Il Pensatore, curvo su sé stesso, mi parve il ritratto della nostra lotta con le idee: il corpo si irrigidisce, la mente non si decide. Poiché ogni viaggio a Parigi sembra richiamare Versailles come un obbligo, vi andai. Il palazzo del Re Sole si estende in una successione di sale dove gli specchi hanno visto più vanità che sincerità. Al Trianon, pensato come rifugio, percepii soprattutto il desiderio di fuggire dal peso della corte.
I giardini di Le Nôtre, così perfetti, mi fecero pensare che la Francia ha trasformato il gusto in una forma di disciplina. Le fontane parlavano più chiaramente di molti oratori, i cespugli tagliati seguivano una geometria che non ammetteva debolezze. Al tramonto, però, l’oro del sole confondeva tutto, e anche la ragione si lasciava sedurre. Al ritorno, guardando Parigi da lontano, la città mi apparve come una mente in continuo movimento.
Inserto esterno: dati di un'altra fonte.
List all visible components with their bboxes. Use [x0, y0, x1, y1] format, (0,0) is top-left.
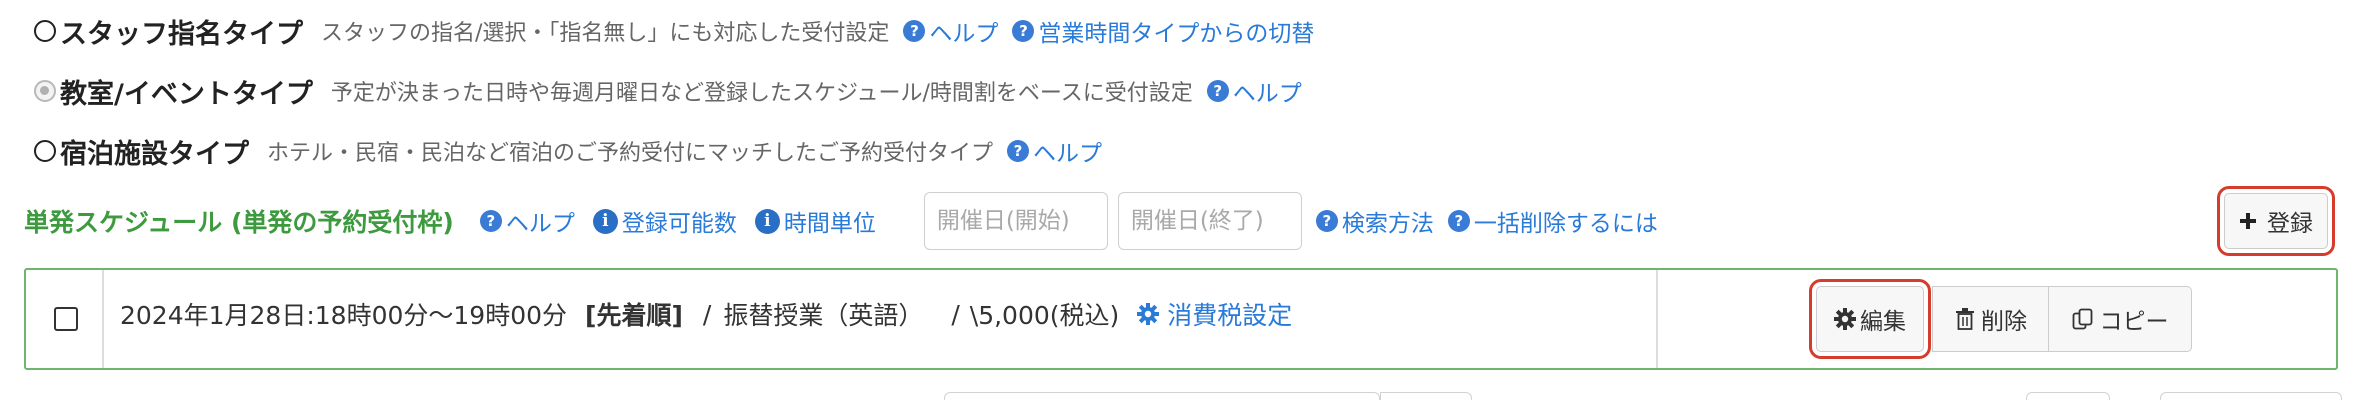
bulk-delete-link[interactable]: 一括削除するには — [1474, 204, 1658, 238]
info-icon: i — [754, 208, 780, 234]
gear-icon — [1137, 303, 1160, 325]
help-icon: ? — [903, 20, 926, 42]
delete-label: 削除 — [1981, 309, 2027, 335]
lodging-type-radio[interactable] — [34, 140, 56, 162]
search-method-link[interactable]: 検索方法 — [1342, 204, 1434, 238]
time-unit-link[interactable]: 時間単位 — [784, 204, 876, 238]
help-icon: ? — [1206, 80, 1229, 102]
schedule-order: [先着順] — [585, 301, 683, 330]
help-icon: ? — [1315, 210, 1338, 232]
help-icon: ? — [1447, 210, 1470, 232]
delete-button[interactable]: 削除 — [1932, 286, 2050, 352]
class-event-type-description: 予定が決まった日時や毎週月曜日など登録したスケジュール/時間割をベースに受付設定 — [330, 81, 1193, 106]
copy-icon — [2072, 308, 2092, 330]
end-date-input[interactable] — [1117, 192, 1302, 250]
separator: / — [702, 299, 712, 329]
next-row-input — [944, 392, 1380, 400]
schedule-entry-text: 2024年1月28日:18時00分〜19時00分 [先着順] / 振替授業（英語… — [120, 296, 1292, 332]
staff-help-link[interactable]: ヘルプ — [929, 14, 998, 48]
separator: / — [951, 299, 960, 329]
class-event-help-link[interactable]: ヘルプ — [1233, 74, 1302, 108]
staff-type-row: スタッフ指名タイプ スタッフの指名/選択・「指名無し」にも対応した受付設定 ? … — [0, 14, 2370, 50]
lodging-help-link[interactable]: ヘルプ — [1033, 134, 1102, 168]
schedule-entry: 2024年1月28日:18時00分〜19時00分 [先着順] / 振替授業（英語… — [24, 268, 2338, 370]
help-icon: ? — [1007, 140, 1030, 162]
capacity-link[interactable]: 登録可能数 — [622, 204, 737, 238]
register-label: 登録 — [2267, 211, 2313, 237]
section-title: 単発スケジュール (単発の予約受付枠) — [24, 208, 454, 237]
next-row-button — [2160, 392, 2342, 400]
start-date-input[interactable] — [923, 192, 1108, 250]
next-row-input — [1380, 392, 1472, 400]
staff-type-description: スタッフの指名/選択・「指名無し」にも対応した受付設定 — [321, 21, 890, 46]
class-event-type-row: 教室/イベントタイプ 予定が決まった日時や毎週月曜日など登録したスケジュール/時… — [0, 74, 2370, 110]
next-row-button — [2026, 392, 2110, 400]
schedule-help-link[interactable]: ヘルプ — [506, 204, 575, 238]
edit-button[interactable]: 編集 — [1809, 279, 1931, 359]
lodging-type-description: ホテル・民宿・民泊など宿泊のご予約受付にマッチしたご予約受付タイプ — [267, 141, 994, 166]
trash-icon — [1956, 308, 1974, 330]
schedule-name: 振替授業（英語） — [723, 301, 924, 330]
class-event-type-radio[interactable] — [34, 80, 56, 102]
gear-icon — [1834, 308, 1856, 330]
single-schedule-header: 単発スケジュール (単発の予約受付枠) ? ヘルプ i 登録可能数 i 時間単位… — [0, 190, 2370, 252]
schedule-datetime: 2024年1月28日:18時00分〜19時00分 — [120, 301, 568, 330]
staff-type-title: スタッフ指名タイプ — [60, 18, 303, 50]
help-icon: ? — [479, 210, 502, 232]
schedule-checkbox[interactable] — [54, 307, 78, 331]
lodging-type-title: 宿泊施設タイプ — [60, 138, 249, 170]
schedule-price: \5,000(税込) — [969, 301, 1120, 330]
divider — [1656, 270, 1658, 368]
copy-label: コピー — [2099, 309, 2169, 335]
lodging-type-row: 宿泊施設タイプ ホテル・民宿・民泊など宿泊のご予約受付にマッチしたご予約受付タイ… — [0, 134, 2370, 170]
tax-setting-link[interactable]: 消費税設定 — [1167, 296, 1292, 332]
copy-button[interactable]: コピー — [2048, 286, 2192, 352]
class-event-type-title: 教室/イベントタイプ — [60, 78, 313, 110]
divider — [102, 270, 104, 368]
switch-from-business-hours-link[interactable]: 営業時間タイプからの切替 — [1038, 14, 1314, 48]
register-button[interactable]: 登録 — [2217, 186, 2335, 256]
help-icon: ? — [1012, 20, 1035, 42]
info-icon: i — [592, 208, 618, 234]
plus-icon — [2240, 213, 2256, 229]
edit-label: 編集 — [1860, 309, 1906, 335]
staff-type-radio[interactable] — [34, 20, 56, 42]
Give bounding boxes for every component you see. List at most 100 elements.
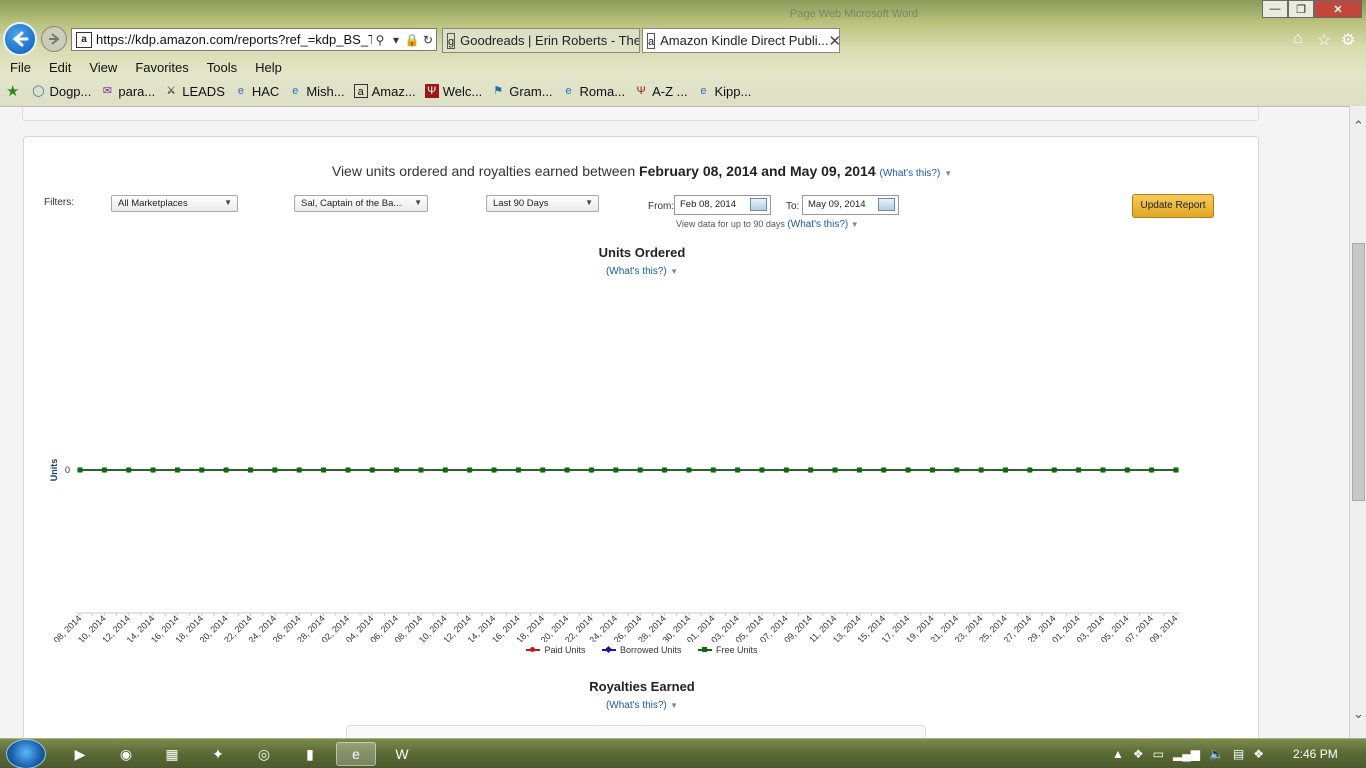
minimize-button[interactable]: — (1262, 0, 1288, 18)
clock[interactable]: 2:46 PM (1293, 747, 1338, 761)
scroll-up-icon[interactable]: ⌃ (1350, 118, 1366, 134)
chrome-icon[interactable]: ◎ (244, 742, 284, 766)
show-hidden-icon[interactable]: ▲ (1112, 747, 1124, 761)
range-select[interactable]: Last 90 Days ▼ (486, 195, 599, 212)
tray-app-icon[interactable]: ❖ (1133, 747, 1144, 761)
internet-explorer-icon[interactable]: e (336, 742, 376, 766)
page-icon: e (565, 85, 572, 97)
dropdown-icon[interactable]: ▾ (388, 33, 404, 47)
search-icon[interactable]: ⚲ (372, 33, 388, 47)
data-point (223, 467, 229, 473)
menu-favorites[interactable]: Favorites (126, 60, 197, 75)
refresh-icon[interactable]: ↻ (420, 33, 436, 47)
dropbox-icon[interactable]: ❖ (1253, 747, 1264, 761)
chevron-down-icon[interactable]: ▼ (670, 267, 678, 276)
whats-this-link[interactable]: (What's this?) (606, 700, 667, 711)
maximize-button[interactable]: ❐ (1288, 0, 1314, 18)
update-report-button[interactable]: Update Report (1132, 194, 1214, 218)
favorite-link[interactable]: e HAC (234, 84, 280, 99)
tab-goodreads[interactable]: g Goodreads | Erin Roberts - The ... (442, 28, 640, 53)
menu-bar: File Edit View Favorites Tools Help (0, 57, 1366, 77)
menu-file[interactable]: File (0, 60, 40, 75)
data-point (881, 467, 887, 473)
end-date: May 09, 2014 (790, 163, 876, 179)
chevron-down-icon[interactable]: ▼ (944, 169, 952, 178)
favorite-link[interactable]: ◯ Dogp... (31, 84, 91, 99)
page-icon: e (292, 85, 299, 97)
favorite-link[interactable]: e Roma... (562, 84, 625, 99)
favorite-link[interactable]: a Amaz... (353, 84, 416, 99)
close-window-button[interactable]: ✕ (1314, 0, 1362, 18)
battery-icon[interactable]: ▭ (1153, 747, 1164, 761)
start-date: February 08, 2014 (639, 163, 758, 179)
close-tab-icon[interactable]: ✕ (828, 32, 839, 50)
data-point (540, 467, 546, 473)
to-date-input[interactable]: May 09, 2014 (802, 195, 899, 215)
favorites-bar: ★ ◯ Dogp... ✉ para... ⚔ LEADS e HAC e Mish...… (0, 80, 1366, 102)
menu-edit[interactable]: Edit (40, 60, 80, 75)
favorite-link[interactable]: ⚑ Gram... (491, 84, 552, 99)
whats-this-link[interactable]: (What's this?) (787, 219, 848, 230)
media-player-icon[interactable]: ▶ (60, 742, 100, 766)
legend-paid-units[interactable]: Paid Units (526, 645, 585, 655)
whats-this-link[interactable]: (What's this?) (606, 266, 667, 277)
data-point (296, 467, 302, 473)
menu-tools[interactable]: Tools (198, 60, 246, 75)
home-icon[interactable]: ⌂ (1293, 30, 1303, 48)
trident-icon: Ψ (636, 85, 646, 97)
address-bar[interactable]: a https://kdp.amazon.com/reports?ref_=kd… (71, 28, 437, 51)
folder-icon[interactable]: ▮ (290, 742, 330, 766)
legend-borrowed-units[interactable]: Borrowed Units (601, 645, 682, 655)
title-select[interactable]: Sal, Captain of the Ba... ▼ (294, 195, 428, 212)
royalties-table (346, 725, 926, 738)
forward-button[interactable] (41, 26, 67, 52)
legend-swatch (526, 647, 541, 652)
volume-muted-icon[interactable]: 🔈 (1209, 747, 1224, 761)
data-point (1003, 467, 1009, 473)
data-point (662, 467, 668, 473)
previous-panel (22, 107, 1259, 121)
favorite-link[interactable]: e Mish... (288, 84, 344, 99)
start-button[interactable] (6, 739, 46, 768)
menu-view[interactable]: View (80, 60, 126, 75)
y-axis-label: Units (49, 459, 59, 482)
to-date-value: May 09, 2014 (808, 199, 866, 210)
legend-free-units[interactable]: Free Units (698, 645, 758, 655)
word-icon[interactable]: W (382, 742, 422, 766)
data-point (613, 467, 619, 473)
trident-icon: Ψ (424, 84, 439, 98)
calculator-icon[interactable]: ▦ (152, 742, 192, 766)
favorite-link[interactable]: Ψ A-Z ... (634, 84, 687, 99)
data-point (467, 467, 473, 473)
back-button[interactable] (3, 22, 37, 56)
favorites-star-icon[interactable]: ☆ (1317, 30, 1331, 50)
whats-this-link[interactable]: (What's this?) (880, 168, 941, 179)
data-point (1051, 467, 1057, 473)
favorite-link[interactable]: Ψ Welc... (424, 84, 482, 99)
tab-kdp[interactable]: a Amazon Kindle Direct Publi... ✕ (642, 28, 840, 53)
app-icon[interactable]: ◉ (106, 742, 146, 766)
signal-icon[interactable]: ▂▄▆ (1173, 747, 1200, 761)
chevron-down-icon[interactable]: ▼ (851, 220, 859, 229)
calendar-icon[interactable] (750, 198, 767, 211)
address-url[interactable]: https://kdp.amazon.com/reports?ref_=kdp_… (96, 32, 372, 47)
vertical-scrollbar[interactable]: ⌃ ⌄ (1349, 106, 1366, 738)
favorite-link[interactable]: ⚔ LEADS (164, 84, 225, 99)
data-point (345, 467, 351, 473)
favorites-star-icon[interactable]: ★ (6, 82, 19, 100)
scroll-down-icon[interactable]: ⌄ (1350, 706, 1366, 722)
chart-legend: Paid Units Borrowed Units Free Units (24, 643, 1260, 655)
network-icon[interactable]: ▤ (1233, 747, 1244, 761)
menu-help[interactable]: Help (246, 60, 291, 75)
report-heading: View units ordered and royalties earned … (24, 163, 1260, 179)
scroll-thumb[interactable] (1352, 243, 1365, 501)
from-date-input[interactable]: Feb 08, 2014 (674, 195, 771, 215)
gear-icon[interactable]: ⚙ (1341, 30, 1355, 50)
marketplace-select[interactable]: All Marketplaces ▼ (111, 195, 238, 212)
tool-icon[interactable]: ✦ (198, 742, 238, 766)
favorite-link[interactable]: ✉ para... (100, 84, 155, 99)
chevron-down-icon[interactable]: ▼ (670, 701, 678, 710)
calendar-icon[interactable] (878, 198, 895, 211)
lock-icon[interactable]: 🔒 (404, 33, 420, 47)
favorite-link[interactable]: e Kipp... (696, 84, 751, 99)
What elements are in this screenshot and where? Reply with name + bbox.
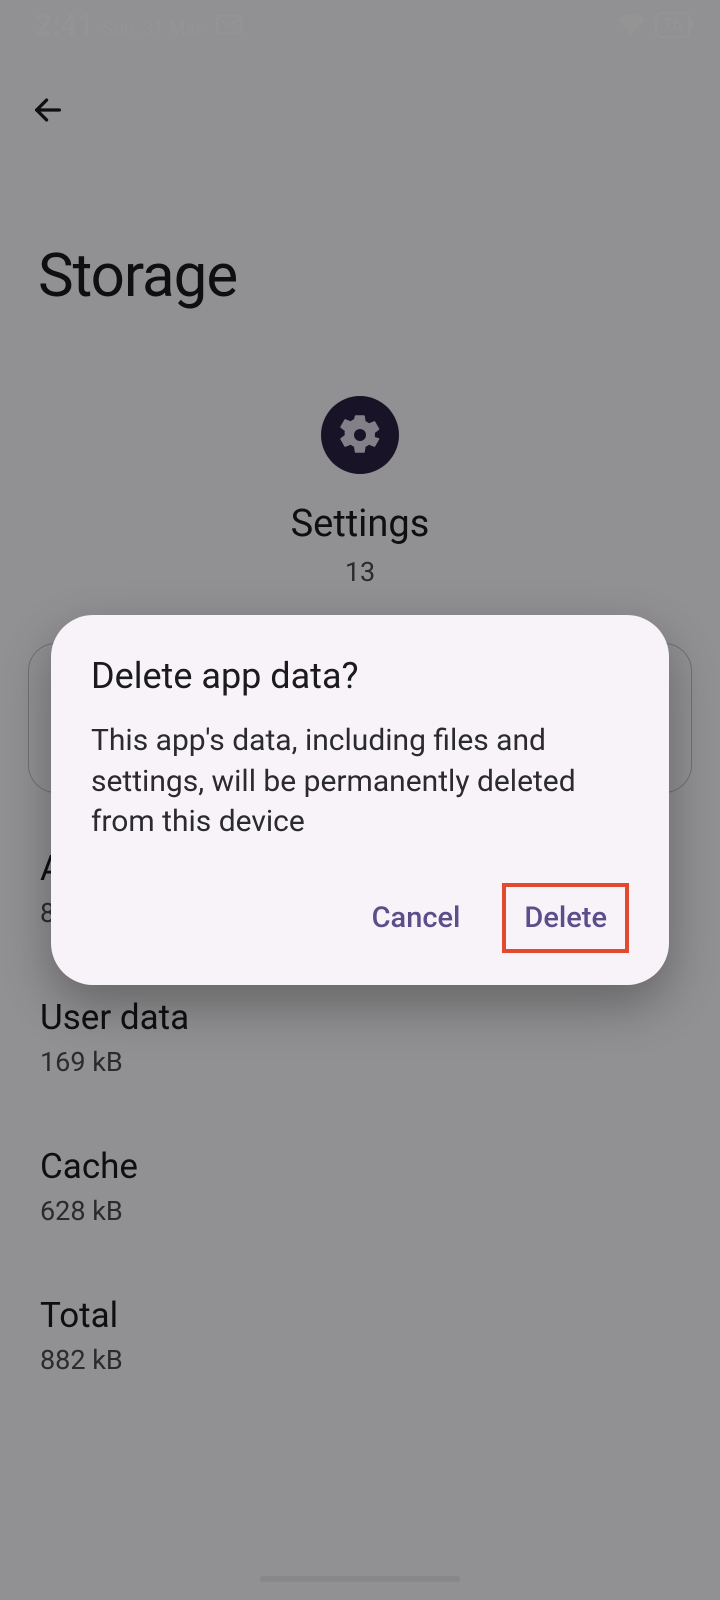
dialog-buttons: Cancel Delete: [91, 883, 629, 953]
modal-overlay[interactable]: Delete app data? This app's data, includ…: [0, 0, 720, 1600]
dialog-title: Delete app data?: [91, 655, 629, 697]
cancel-button[interactable]: Cancel: [354, 883, 479, 953]
dialog-message: This app's data, including files and set…: [91, 721, 629, 843]
home-indicator[interactable]: [260, 1576, 460, 1582]
delete-button[interactable]: Delete: [502, 883, 629, 953]
delete-dialog: Delete app data? This app's data, includ…: [51, 615, 669, 985]
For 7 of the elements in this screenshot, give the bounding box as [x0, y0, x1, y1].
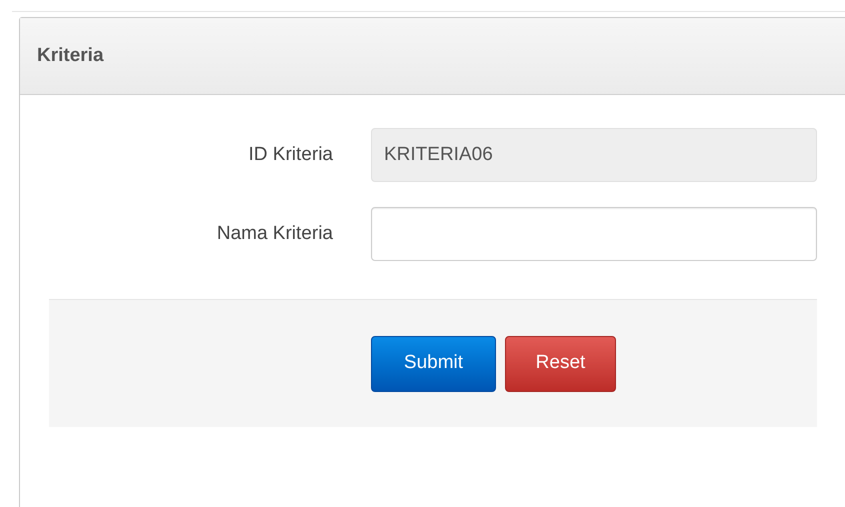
input-field[interactable] [371, 207, 817, 261]
panel-title: Kriteria [37, 44, 104, 68]
submit-button[interactable]: Submit [371, 336, 496, 392]
reset-button[interactable]: Reset [505, 336, 616, 392]
field-label: ID Kriteria [248, 142, 333, 167]
input-field[interactable]: KRITERIA06 [371, 128, 817, 182]
field-label: Nama Kriteria [216, 222, 333, 246]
La Torre Eiffel, che al mattino mi era sembrata un capriccio di ingegneri ambiziosi, ora dominava il paesaggio come un punto fermo. Compresi che Parigi non vive soltanto di ciò che possiede, ma di ciò che immagina. Mentre il treno dei pensieri mi riportava verso il suo cuore, ebbi la certezza che, se la filosofia volesse scegliersi una capitale sulla terra, difficilmente ignorerebbe questo nome.